Now Cluster A forwards SSH ports to different VMs.


Approach 2: Domain-Based Web Forwarding

For web services (HTTP/HTTPS), you can forward by domain name instead of ports.

Example: VM websites

  • app1.example.com10.0.20.50:80
  • app2.example.com10.0.20.51:80
  • app3.example.com10.0.20.52:80

Nginx config (/etc/nginx/sites-available/web-proxy.conf):

nginx
server {
    listen 80;
    server_name app1.example.com;
    location / {
        proxy_pass http://10.0.20.50:80;
    }
}

server {
    listen 80;
    server_name app2.example.com;
    location / {
        proxy_pass http://10.0.20.51:80;
    }
}

server {
    listen 80;
    server_name app3.example.com;
    location / {
        proxy_pass http://10.0.20.52:80;
    }
}

Enable HTTPS with Let’s Encrypt:

bash
apt install -y certbot python3-certbot-nginx
certbot --nginx -d app1.example.com -d app2.example.com -d app3.example.com

Now each VM has its own secure domain.


Approach 3: SSH Jump Host (Alternative)

Instead of managing ports, you can use Cluster A as a jump host.

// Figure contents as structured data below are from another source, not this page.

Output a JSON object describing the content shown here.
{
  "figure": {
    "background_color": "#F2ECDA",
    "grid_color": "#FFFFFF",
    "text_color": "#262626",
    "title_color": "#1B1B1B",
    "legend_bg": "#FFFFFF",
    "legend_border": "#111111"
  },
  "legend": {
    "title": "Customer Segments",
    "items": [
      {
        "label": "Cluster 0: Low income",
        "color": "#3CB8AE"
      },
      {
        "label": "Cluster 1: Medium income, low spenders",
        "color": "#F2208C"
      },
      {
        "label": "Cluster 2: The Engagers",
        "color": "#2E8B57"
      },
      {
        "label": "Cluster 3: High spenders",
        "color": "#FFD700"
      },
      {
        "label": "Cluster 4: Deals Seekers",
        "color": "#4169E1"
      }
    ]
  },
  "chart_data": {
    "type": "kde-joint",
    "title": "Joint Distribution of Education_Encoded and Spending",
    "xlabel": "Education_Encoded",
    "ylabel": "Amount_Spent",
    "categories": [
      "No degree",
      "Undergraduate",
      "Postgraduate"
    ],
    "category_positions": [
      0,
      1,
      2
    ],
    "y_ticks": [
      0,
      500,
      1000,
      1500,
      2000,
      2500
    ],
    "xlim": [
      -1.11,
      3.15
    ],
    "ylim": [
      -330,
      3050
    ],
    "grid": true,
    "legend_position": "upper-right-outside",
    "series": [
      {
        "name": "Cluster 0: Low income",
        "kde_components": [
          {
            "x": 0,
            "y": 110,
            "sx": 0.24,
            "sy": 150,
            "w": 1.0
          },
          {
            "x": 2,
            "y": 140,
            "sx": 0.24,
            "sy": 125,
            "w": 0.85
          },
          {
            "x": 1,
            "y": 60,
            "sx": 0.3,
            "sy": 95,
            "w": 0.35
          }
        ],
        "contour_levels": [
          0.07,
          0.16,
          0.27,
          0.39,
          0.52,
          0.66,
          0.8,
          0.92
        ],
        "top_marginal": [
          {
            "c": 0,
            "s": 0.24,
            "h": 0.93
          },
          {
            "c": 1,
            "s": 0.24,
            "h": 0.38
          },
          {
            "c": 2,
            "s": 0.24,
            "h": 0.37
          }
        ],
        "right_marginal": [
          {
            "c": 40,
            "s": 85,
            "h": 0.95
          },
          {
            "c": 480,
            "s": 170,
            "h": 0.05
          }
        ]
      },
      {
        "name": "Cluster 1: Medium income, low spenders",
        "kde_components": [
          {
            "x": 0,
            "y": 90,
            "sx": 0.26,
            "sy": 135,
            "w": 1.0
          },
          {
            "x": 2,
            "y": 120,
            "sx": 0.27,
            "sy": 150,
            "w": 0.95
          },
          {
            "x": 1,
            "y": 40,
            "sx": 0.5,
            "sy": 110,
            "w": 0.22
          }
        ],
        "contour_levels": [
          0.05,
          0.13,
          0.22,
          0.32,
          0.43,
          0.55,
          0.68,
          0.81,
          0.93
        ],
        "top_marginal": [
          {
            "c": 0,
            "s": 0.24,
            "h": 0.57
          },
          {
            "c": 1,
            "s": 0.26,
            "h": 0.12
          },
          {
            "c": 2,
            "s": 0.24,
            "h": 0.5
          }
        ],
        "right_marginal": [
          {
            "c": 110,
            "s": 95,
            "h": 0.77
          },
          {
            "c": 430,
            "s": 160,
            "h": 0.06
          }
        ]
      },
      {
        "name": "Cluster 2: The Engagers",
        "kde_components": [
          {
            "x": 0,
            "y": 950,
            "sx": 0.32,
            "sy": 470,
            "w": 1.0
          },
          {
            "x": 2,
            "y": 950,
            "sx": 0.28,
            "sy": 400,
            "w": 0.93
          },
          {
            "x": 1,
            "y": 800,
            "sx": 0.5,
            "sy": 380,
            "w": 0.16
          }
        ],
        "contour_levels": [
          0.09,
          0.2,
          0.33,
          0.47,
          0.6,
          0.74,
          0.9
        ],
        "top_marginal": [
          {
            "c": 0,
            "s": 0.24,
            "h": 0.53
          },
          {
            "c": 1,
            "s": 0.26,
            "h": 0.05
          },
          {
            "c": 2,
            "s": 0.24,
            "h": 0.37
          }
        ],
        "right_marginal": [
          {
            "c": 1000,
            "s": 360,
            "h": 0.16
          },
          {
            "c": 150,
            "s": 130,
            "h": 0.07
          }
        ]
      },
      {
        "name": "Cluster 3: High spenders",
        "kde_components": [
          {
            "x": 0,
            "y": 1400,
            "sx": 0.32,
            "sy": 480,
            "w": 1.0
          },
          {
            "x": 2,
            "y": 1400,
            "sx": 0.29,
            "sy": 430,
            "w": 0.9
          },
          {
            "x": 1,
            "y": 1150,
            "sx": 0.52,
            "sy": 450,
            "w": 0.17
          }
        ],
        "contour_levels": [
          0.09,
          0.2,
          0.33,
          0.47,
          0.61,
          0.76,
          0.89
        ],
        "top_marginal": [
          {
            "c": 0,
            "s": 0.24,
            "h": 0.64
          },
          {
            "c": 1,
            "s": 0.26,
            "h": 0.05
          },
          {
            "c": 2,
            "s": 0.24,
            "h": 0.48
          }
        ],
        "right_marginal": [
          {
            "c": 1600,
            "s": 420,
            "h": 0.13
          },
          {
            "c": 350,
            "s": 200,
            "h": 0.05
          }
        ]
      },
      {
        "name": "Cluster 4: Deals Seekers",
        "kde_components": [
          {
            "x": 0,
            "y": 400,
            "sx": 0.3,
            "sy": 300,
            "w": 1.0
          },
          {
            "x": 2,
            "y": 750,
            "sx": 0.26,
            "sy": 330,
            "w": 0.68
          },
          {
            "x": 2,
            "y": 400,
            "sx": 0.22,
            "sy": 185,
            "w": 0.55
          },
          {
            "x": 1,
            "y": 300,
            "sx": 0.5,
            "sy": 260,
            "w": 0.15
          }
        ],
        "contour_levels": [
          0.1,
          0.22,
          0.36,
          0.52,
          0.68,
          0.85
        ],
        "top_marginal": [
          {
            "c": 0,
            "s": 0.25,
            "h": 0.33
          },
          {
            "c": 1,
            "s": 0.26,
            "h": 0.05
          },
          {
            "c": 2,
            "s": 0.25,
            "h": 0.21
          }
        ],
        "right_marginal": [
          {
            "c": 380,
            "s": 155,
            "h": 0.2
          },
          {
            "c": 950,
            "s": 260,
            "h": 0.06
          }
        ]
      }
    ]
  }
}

Add to your client ~/.ssh/config:

ssh-config
Host clusterA
    HostName 203.0.113.10
    User admin

Host vm1
    HostName 10.0.20.50
    User user
    ProxyJump clusterA

Host vm2
    HostName 10.0.20.51
    User user
    ProxyJump clusterA

Then just connect with:

bash
ssh vm1
ssh vm2

Summary

  • For SSH: Use unique ports per VM (via iptables or Nginx stream) OR use jump host.
  • For Web: Use domain-based reverse proxy (Nginx + Let’s Encrypt).
  • Only one public IP is required — Cluster A acts as a gateway to Cluster B VMs.

This setup lets you run dozens of private VMs behind one IP while keeping access clean and secure.